La esperanza de que la primavera árabe iba a dar lugar al establecimiento de gobiernos democráticos en Oriente Medio no solamente se ha desvanecido al mismo ritmo que surgieron los movimientos de protesta, sino que la situación de relativo equilibrio existente en la región hace unos años de gobiernos comienza a parecer envidiable a la luz de los últimos acontecimientos bélicos en Siria, que tiene un peligroso potencial de arrastre sobre otros países; y en Egipto, donde tras las elecciones el proceso democratizador se ve comprometido por un parlamento dominado por islamistas que empiezan a probar los límites de sus nuevas competencias.

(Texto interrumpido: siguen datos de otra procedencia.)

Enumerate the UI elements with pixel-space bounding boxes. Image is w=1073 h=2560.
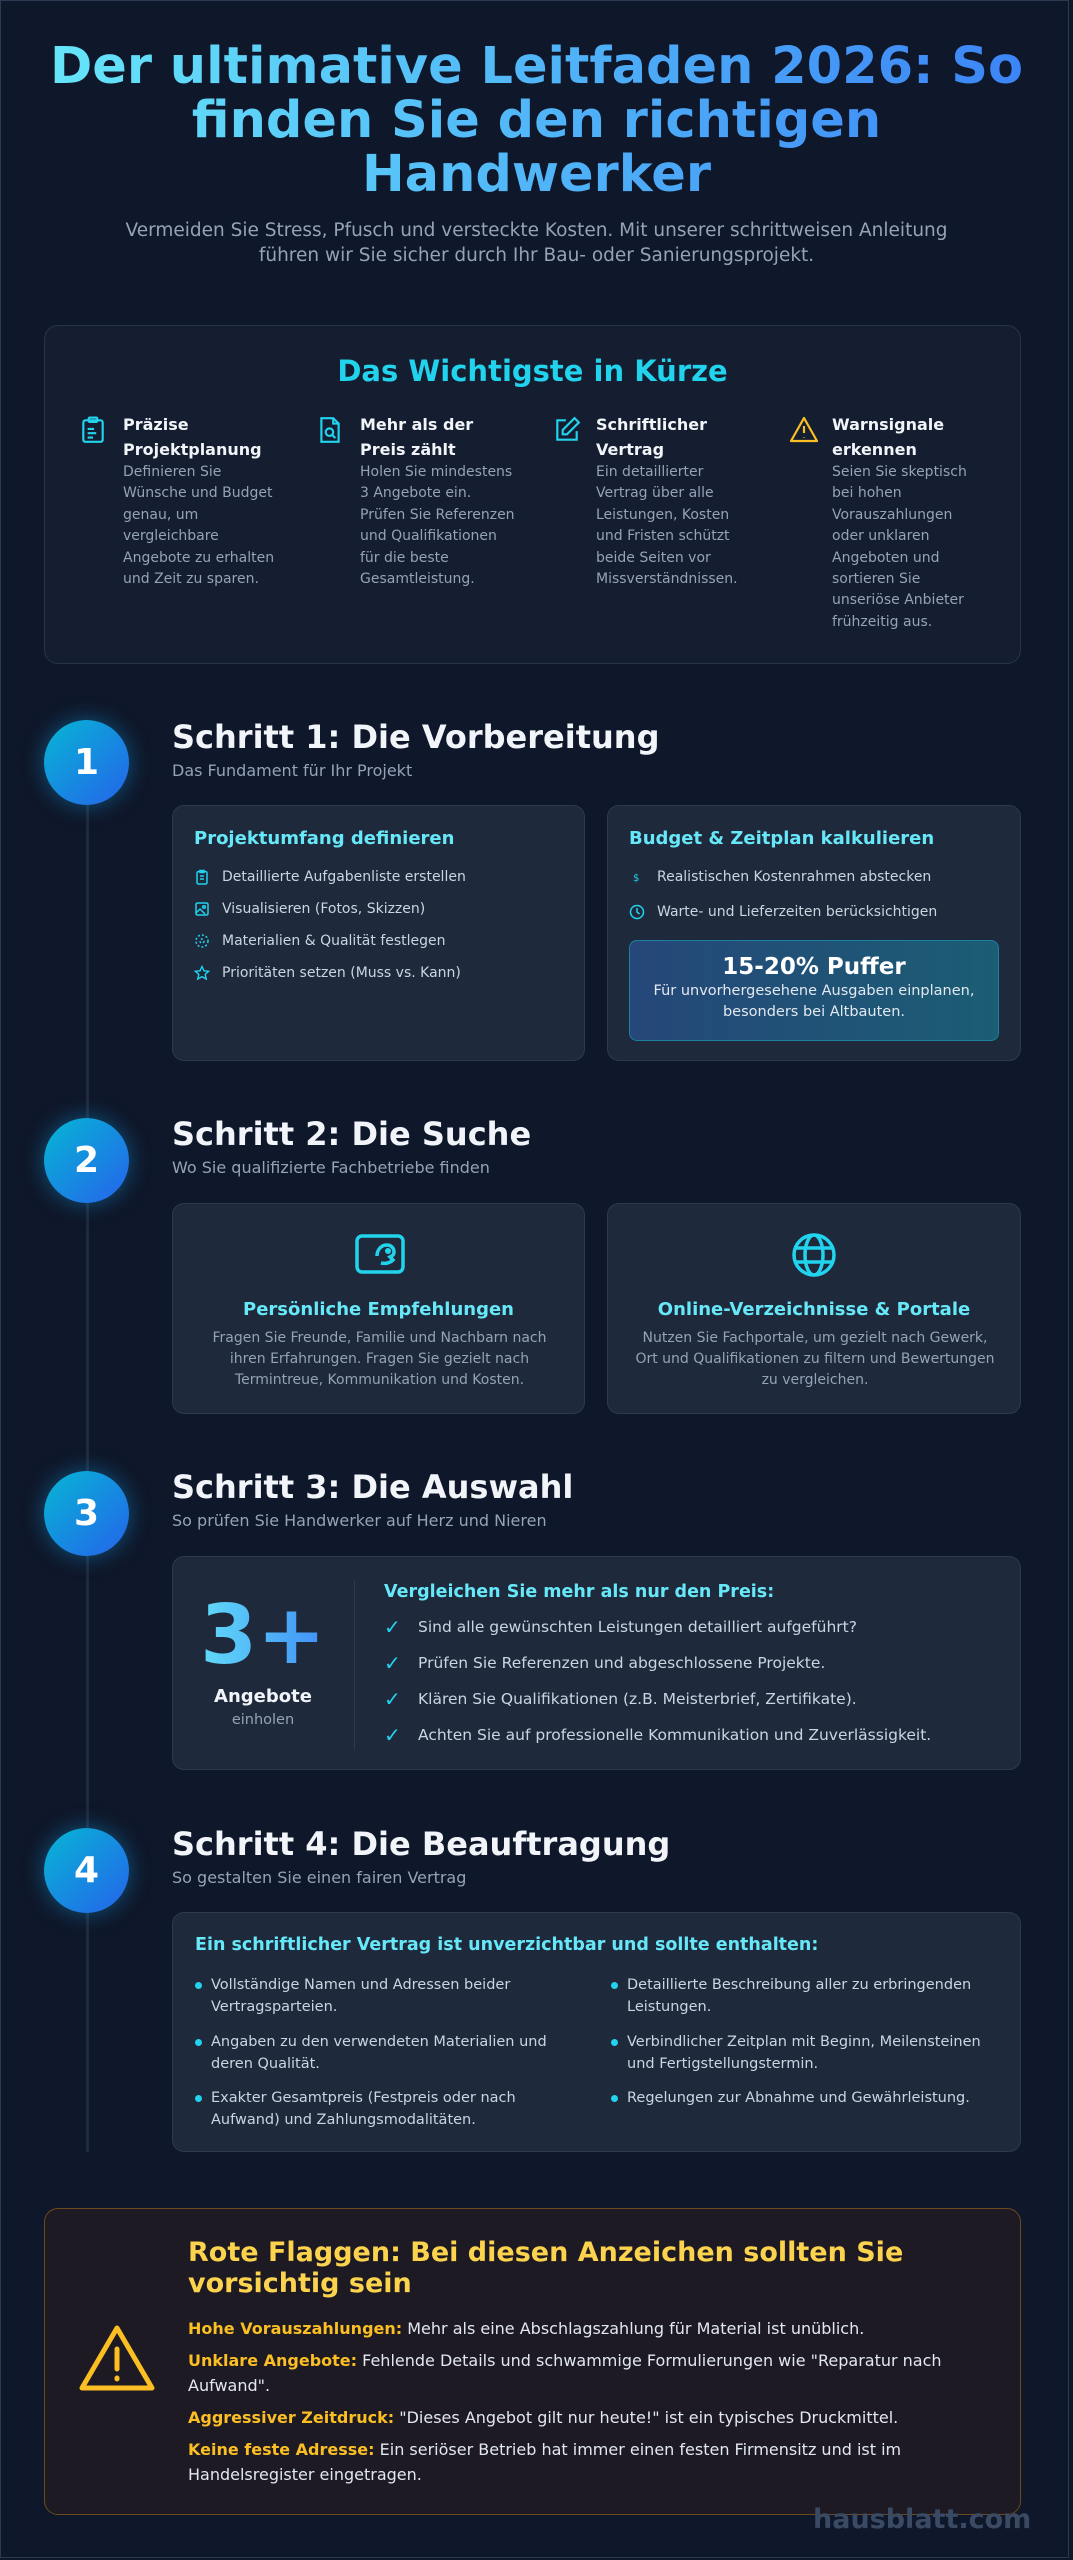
icon: clipboard: [82, 416, 104, 443]
icon: pen: [556, 416, 580, 441]
summary item: Preis: [320, 415, 515, 587]
timeline line: [86, 800, 89, 2152]
icon: globe: [792, 1233, 836, 1277]
stat: 3+: Angebote: [214, 1686, 312, 1707]
card: Budget: [607, 805, 1021, 1061]
title: Der ultimative Leitfaden 2026: So finden Sie den richtigen Handwerker: [50, 37, 1023, 204]
step 3 circle: [44, 1471, 129, 1556]
callout: Puffer: [629, 940, 999, 1041]
step 2 circle: 2: [74, 1140, 99, 1181]
summary item: Vertrag: Ein detaillierter Vertrag über alle Leistungen, Kosten und Fristen schützt beide Seiten vor Missverständnissen.: [596, 464, 738, 587]
card: Projektumfang: Detaillierte Aufgabenliste erstellen: [222, 869, 466, 885]
icon: speech: [355, 1234, 405, 1274]
summary item: Projektplanung: Definieren Sie Wünsche und Budget genau, um vergleichbare Angebote zu erhalten und Zeit zu sparen.: [123, 464, 274, 587]
red flags list: Keine feste Adresse: Ein seriöser Betrieb hat immer einen festen Firmensitz und ist im Handelsregister eingetragen.: [188, 2440, 901, 2484]
step 1 circle: 1: [74, 742, 99, 783]
card: Projektumfang: Visualisieren (Fotos, Skizzen): [222, 901, 425, 917]
card: Budget: $: [633, 873, 639, 884]
stat: 3+: 3+: [200, 1588, 326, 1683]
callout: Puffer: Für unvorhergesehene Ausgaben einplanen,: [654, 983, 974, 999]
step 2 heading: Schritt 2: Die Suche: [172, 1115, 531, 1153]
card: Vertrag: Vollständige Namen und Adressen beider Vertragsparteien.: [211, 1977, 510, 2015]
card: Vertrag: Verbindlicher Zeitplan mit Beginn, Meilensteinen und Fertigstellungstermin.: [627, 2034, 981, 2072]
checklist: ✓: [384, 1615, 401, 1639]
step 2 subtitle: Wo Sie qualifizierte Fachbetriebe finden: [172, 1158, 490, 1177]
red flags list: Unklare Angebote: Fehlende Details und schwammige Formulierungen wie "Reparatur nach Aufwand".: [188, 2351, 942, 2395]
card: Online: Nutzen Sie Fachportale, um gezielt nach Gewerk, Ort und Qualifikationen zu filtern und Bewertungen zu vergleichen.: [635, 1330, 995, 1388]
summary item: Projektplanung: [82, 415, 274, 587]
checklist: Sind alle gewünschten Leistungen detailliert aufgeführt?: [418, 1618, 857, 1636]
card: Projektumfang: [172, 805, 585, 1061]
card: Vertrag: Ein schriftlicher Vertrag ist unverzichtbar und sollte enthalten:: [195, 1935, 818, 1955]
card: Vertrag: Exakter Gesamtpreis (Festpreis oder nach Aufwand) und Zahlungsmodalitäten.: [211, 2090, 516, 2128]
summary item: Preis: Holen Sie mindestens 3 Angebote ein. Prüfen Sie Referenzen und Qualifikationen für die beste Gesamtleistung.: [360, 464, 515, 587]
card: Vertrag: Regelungen zur Abnahme und Gewährleistung.: [627, 2090, 970, 2106]
callout: Puffer: besonders bei Altbauten.: [723, 1004, 905, 1020]
summary item: Warnsignale: [790, 415, 967, 630]
red flags list: Hohe Vorauszahlungen: Mehr als eine Abschlagszahlung für Material ist unüblich.: [188, 2319, 864, 2338]
checklist: Klären Sie Qualifikationen (z.B. Meisterbrief, Zertifikate).: [418, 1690, 857, 1708]
card: Empfehlungen: [172, 1203, 585, 1414]
summary item: Warnsignale: Seien Sie skeptisch bei hohen Vorauszahlungen oder unklaren Angeboten und sortieren Sie unseriöse Anbieter frühzeitig aus.: [832, 464, 967, 630]
panel: red flags: [44, 2208, 1021, 2515]
watermark: hausblatt.com: [813, 2504, 1031, 2535]
card: Empfehlungen: Fragen Sie Freunde, Familie und Nachbarn nach ihren Erfahrungen. Fragen Sie gezielt nach Termintreue, Kommunikation und Kosten.: [212, 1330, 547, 1388]
checklist: Prüfen Sie Referenzen und abgeschlossene Projekte.: [418, 1654, 825, 1672]
red flags list: Aggressiver Zeitdruck: "Dieses Angebot gilt nur heute!" ist ein typisches Druckmittel.: [188, 2408, 898, 2427]
checklist: ✓: [384, 1651, 401, 1675]
checklist: [384, 1582, 931, 1747]
step 3 heading: Schritt 3: Die Auswahl: [172, 1468, 573, 1506]
card: Projektumfang: Materialien & Qualität festlegen: [222, 933, 446, 949]
card: Budget: Budget & Zeitplan kalkulieren: [629, 828, 934, 849]
step 4 circle: 4: [74, 1850, 99, 1891]
checklist: ✓: [384, 1723, 401, 1747]
card: Vertrag: Angaben zu den verwendeten Materialien und deren Qualität.: [211, 2034, 547, 2072]
callout: Puffer: 15-20% Puffer: [722, 954, 906, 980]
step 3 circle: 3: [74, 1493, 99, 1534]
checklist: ✓: [384, 1687, 401, 1711]
summary item: Projektplanung: Präzise Projektplanung: [123, 415, 262, 459]
card: Empfehlungen: Persönliche Empfehlungen: [243, 1299, 514, 1320]
step 1 heading: Schritt 1: Die Vorbereitung: [172, 718, 659, 756]
icon: document search: [320, 417, 340, 443]
checklist: Achten Sie auf professionelle Kommunikation und Zuverlässigkeit.: [418, 1726, 931, 1744]
summary item: Vertrag: Schriftlicher Vertrag: [596, 415, 707, 459]
card: Budget: Warte- und Lieferzeiten berücksichtigen: [657, 904, 937, 920]
card: Vertrag: Detaillierte Beschreibung aller zu erbringenden Leistungen.: [627, 1977, 971, 2015]
card: Auswahl: [172, 1556, 1021, 1770]
summary heading: Das Wichtigste in Kürze: [337, 354, 728, 388]
checklist: Vergleichen Sie mehr als nur den Preis:: [384, 1582, 774, 1602]
stat: 3+: [200, 1588, 326, 1728]
card: Online: Online-Verzeichnisse & Portale: [658, 1299, 970, 1320]
stat: 3+: einholen: [232, 1712, 294, 1728]
step 1 circle: [44, 720, 129, 805]
card: Projektumfang: Prioritäten setzen (Muss vs. Kann): [222, 965, 461, 981]
subtitle: Vermeiden Sie Stress, Pfusch und versteckte Kosten. Mit unserer schrittweisen Anleitung führen wir Sie sicher durch Ihr Bau- oder Sanierungsprojekt.: [125, 220, 948, 266]
step 4 heading: Schritt 4: Die Beauftragung: [172, 1825, 670, 1863]
icon: warning: [790, 416, 818, 442]
summary item: Vertrag: [556, 415, 738, 587]
step 4 subtitle: So gestalten Sie einen fairen Vertrag: [172, 1868, 466, 1887]
icon: warning: [80, 2326, 154, 2390]
red flags heading: Rote Flaggen: Bei diesen Anzeichen sollten Sie vorsichtig sein: [188, 2237, 903, 2299]
step 4 circle: [44, 1828, 129, 1913]
summary item: Warnsignale: Warnsignale erkennen: [832, 415, 944, 459]
card: Budget: Realistischen Kostenrahmen abstecken: [657, 869, 931, 885]
panel: summary: [44, 325, 1021, 664]
card: Vertrag: [172, 1912, 1021, 2152]
summary item: Preis: Mehr als der Preis zählt: [360, 415, 473, 459]
step 3 subtitle: So prüfen Sie Handwerker auf Herz und Nieren: [172, 1511, 547, 1530]
step 2 circle: [44, 1118, 129, 1203]
card: Projektumfang: Projektumfang definieren: [194, 828, 454, 849]
step 1 subtitle: Das Fundament für Ihr Projekt: [172, 761, 412, 780]
card: Online: [607, 1203, 1021, 1414]
red flags list: [188, 2319, 942, 2484]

También habrá quien eche en falta un mayor papel de intervención geopolítica por parte de Estados Unidos, en proceso de clara retirada en la región, situación que ha dejado un vacío que esperan llenar y por el que compiten Turquía e Irán, en una interesante vuelta a loque fueron los últimos 500 años de rivalidad en el mundo árabe entre los imperios Otomano y Persa.
Precisamente en el punto central de esta competición se sitúa el conflicto sirio, cuyo gobierno es apoyado por Irán y con importantes implicaciones sobre la continuidad del movimiento chií Hezbolá en el Líbano, ya que la caída del actual gobierno y consiguiente abandono por parte de Siria de la órbita de control de Teherán, haría vulnerable en la región no solamente al movimiento Hezbolá sino al propio Irán, y ya se sabe lo peligroso que puede llegar a ser un animal herido.
Es en cualquier caso el camino que abrió la primavera árabe, aunque no sepamos muy bien hacia dónde conduce y cuáles son los nuevos riesgos geopolíticos de la región.